Instead, we find ourselves faced with frustrating piles of digital trash that slows progress instead of hastening it.

Big data is a means for better recruiting, through number knowledge and practical application. Understanding which job boards work best and at the best cost, which recruiters are the most efficient in a given medium, even how well the referral program operates and the like, is crucial to minimizing the time to hire from an extraordinarily lengthy process back to the quick (but complex) human interaction it should be. After all, who’s to say your recruitment messaging isn’t getting lost in the noise?

  • Only 23% of organizations (or companies) say they have a strategy for big data.
  • There are 294 billion emails sent every day and over 1 billion Google searches every day.
  • 2.5 quintillion bytes of data are produced every single day.
  • Google stores 10 billion gigabytes of data every day.

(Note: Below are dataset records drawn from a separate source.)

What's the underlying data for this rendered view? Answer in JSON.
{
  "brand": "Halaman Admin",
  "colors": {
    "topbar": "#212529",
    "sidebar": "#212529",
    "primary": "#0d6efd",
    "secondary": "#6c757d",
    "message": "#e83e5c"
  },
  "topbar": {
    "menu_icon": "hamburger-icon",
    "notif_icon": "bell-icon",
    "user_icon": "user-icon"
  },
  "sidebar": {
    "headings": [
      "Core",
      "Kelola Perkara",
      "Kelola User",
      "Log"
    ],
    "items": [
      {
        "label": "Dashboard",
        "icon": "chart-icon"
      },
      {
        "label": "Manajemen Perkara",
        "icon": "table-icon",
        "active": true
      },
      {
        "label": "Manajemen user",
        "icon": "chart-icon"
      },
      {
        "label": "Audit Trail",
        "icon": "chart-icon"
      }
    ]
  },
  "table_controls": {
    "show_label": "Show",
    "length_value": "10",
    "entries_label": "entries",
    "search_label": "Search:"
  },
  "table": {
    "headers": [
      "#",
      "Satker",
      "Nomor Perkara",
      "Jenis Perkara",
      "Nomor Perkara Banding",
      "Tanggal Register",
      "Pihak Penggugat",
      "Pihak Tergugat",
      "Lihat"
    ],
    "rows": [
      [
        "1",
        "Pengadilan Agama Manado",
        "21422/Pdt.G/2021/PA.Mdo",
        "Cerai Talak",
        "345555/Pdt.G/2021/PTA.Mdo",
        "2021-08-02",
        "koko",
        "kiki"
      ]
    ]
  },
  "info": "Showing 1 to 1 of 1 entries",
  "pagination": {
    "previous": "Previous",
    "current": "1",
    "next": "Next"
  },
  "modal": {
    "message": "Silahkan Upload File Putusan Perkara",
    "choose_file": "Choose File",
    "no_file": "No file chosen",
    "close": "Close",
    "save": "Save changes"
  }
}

That’s the goal, to move ever closer to the elusive, maybe not an entirely realistic goal of zero time to hire. Where the biggest issue is no longer finding the perfect candidate, but convincing them to move across the country or knowing just where she spends her time online so you can connect.

Time to hire may never be as short as we’d like, but as the economy continues to shift and the workforce continues to change, it’s worth analyzing our recruitment data (and there is a LOT of it) to see where we can BE better, and not just build out the same old processes we did years ago.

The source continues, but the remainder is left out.